Over the last two days I have been looking into possibilities for using OCR on texts written using Aksara Jawa and subsequently transliterating them in an automated fashion. As I will not have time to work on this further in the next few days and am far from finished, I will note down preliminary results here.
I am certainly not the first to look into the problem. There have increasingly been efforts to digitize old Javanese manuscripts and papers have been published on different aspects necessary for using OCR on the manuscripts and then transliterating them (See Widiarti et al. 2013; Widiarti et al. 2014). Unfortunately, I have however not been able to find the corresponding software.
During the course "Chinese Media Language", I had already used VietOCR (then still on Windows) to digitize the worksheets. VietOCR is based on tesseract, and I thus looked into using this for transcribing Javanese script. Indeed, there is already a trained data set for using OCR on Javanese texts - but this is unfortunately limited to Javanese texts using latin script. On the other hand, support for Indic and Arab scripts has increased much with more recent versions and tesseract can be trained for new languages, which means that using tesseract might be a good idea.
If tesseract is to be trained for Aksara Java, there are some requirements. First, there need to be fonts available for Aksara Jawa. Second, a text for training needs to be generated using all available characters in a more or less realistic way (for this, the data used by tesseract's Javanese (with latin script) OCR might be useful later).
Playing Around With tesseract
As I was testing tesseract for the command line, I wrote a little script to capture an area of my screen and then use OCR on the captured image. As a little gimmick, I then run the transcribed text through Google Translator. For getting better results, the captured image is grayscaled and scaled up to 300% of its original size (say, I borrowed some methods from OCRdesktop). The script can be found here.
To display Aksara Jawa, an appropriate font needs to be installed. Since it has only been added to unicode in 2009, there are two approaches to translating Aksara Jawa letters into a computer font:
- Older fonts replaced existing letters with a Javanese character. Since Aksara Jawa works very differently from latin script, this is a bit of an awkward way, but was the best possible at a time when Aksara Jawa had not yet been added to unicode.
- Some newer fonts make use of the inclusion of Aksara Jawa in unicode. This gives much more accurate results (from the programmer's view) and is thus preferable.
I could find two fonts that fit into the latter group: Tuladha Jejeg and Carakan Unicode (according to Utami (2012) there is another one named adjikasa, which I have been unable to find. The link does not lead to the font anymore).
For testing the fonts, I wrote a little script to return all characters with a set unicode range. For Aksara Jawa that's the range between U+A980 and U+A9DF (Wikipedia).
Tuladha Jejeg has 99.44% coverage on the output, Carakan Unicode has a 100% coverage.

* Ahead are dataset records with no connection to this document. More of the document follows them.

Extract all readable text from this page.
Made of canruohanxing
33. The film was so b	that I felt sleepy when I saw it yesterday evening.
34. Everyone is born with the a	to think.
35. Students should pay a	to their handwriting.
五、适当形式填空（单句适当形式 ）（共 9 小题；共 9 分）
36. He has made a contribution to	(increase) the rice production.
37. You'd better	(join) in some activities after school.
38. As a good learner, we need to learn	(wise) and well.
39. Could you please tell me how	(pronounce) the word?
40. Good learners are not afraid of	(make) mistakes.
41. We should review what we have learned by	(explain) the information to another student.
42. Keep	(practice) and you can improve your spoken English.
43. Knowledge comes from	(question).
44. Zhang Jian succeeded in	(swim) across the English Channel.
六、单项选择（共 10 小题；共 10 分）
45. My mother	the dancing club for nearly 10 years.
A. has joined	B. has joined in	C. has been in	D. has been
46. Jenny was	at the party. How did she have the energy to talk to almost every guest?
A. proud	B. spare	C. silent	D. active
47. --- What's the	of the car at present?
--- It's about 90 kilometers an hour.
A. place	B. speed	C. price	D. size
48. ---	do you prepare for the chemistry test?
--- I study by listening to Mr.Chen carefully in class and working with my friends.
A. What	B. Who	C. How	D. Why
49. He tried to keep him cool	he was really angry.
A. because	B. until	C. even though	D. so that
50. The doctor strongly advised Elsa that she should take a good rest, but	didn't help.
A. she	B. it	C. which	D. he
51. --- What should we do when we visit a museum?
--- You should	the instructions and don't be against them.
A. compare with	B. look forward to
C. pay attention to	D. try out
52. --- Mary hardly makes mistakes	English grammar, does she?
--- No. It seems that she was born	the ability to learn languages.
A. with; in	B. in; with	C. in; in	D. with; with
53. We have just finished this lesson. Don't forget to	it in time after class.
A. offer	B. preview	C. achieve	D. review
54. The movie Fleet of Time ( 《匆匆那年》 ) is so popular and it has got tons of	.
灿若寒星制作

There have already been some attempts to write transliteration programs for Jawanese to Latin transliteration and vice versa, mostly notable of which are JawaTeX and Benny Lin's effort. JawaTeX transliterates based on LaTEX and originally returned PDF files (it has later been expanded to also output HTML files (Utami 2012)). It is relatively well documented and able to transliterate from latin script to Aksara Jawa, but I have neither been able to test it myself (this would require logging in on the project's website), nor have I been able to find any code.
The script works rather well, but does not add spaces between words and misses some characters. It is, I think, good for a start nevertheless. Division by characters might later on be added, e.g. based on the wordlist to be found in tesseract's language data (linked above).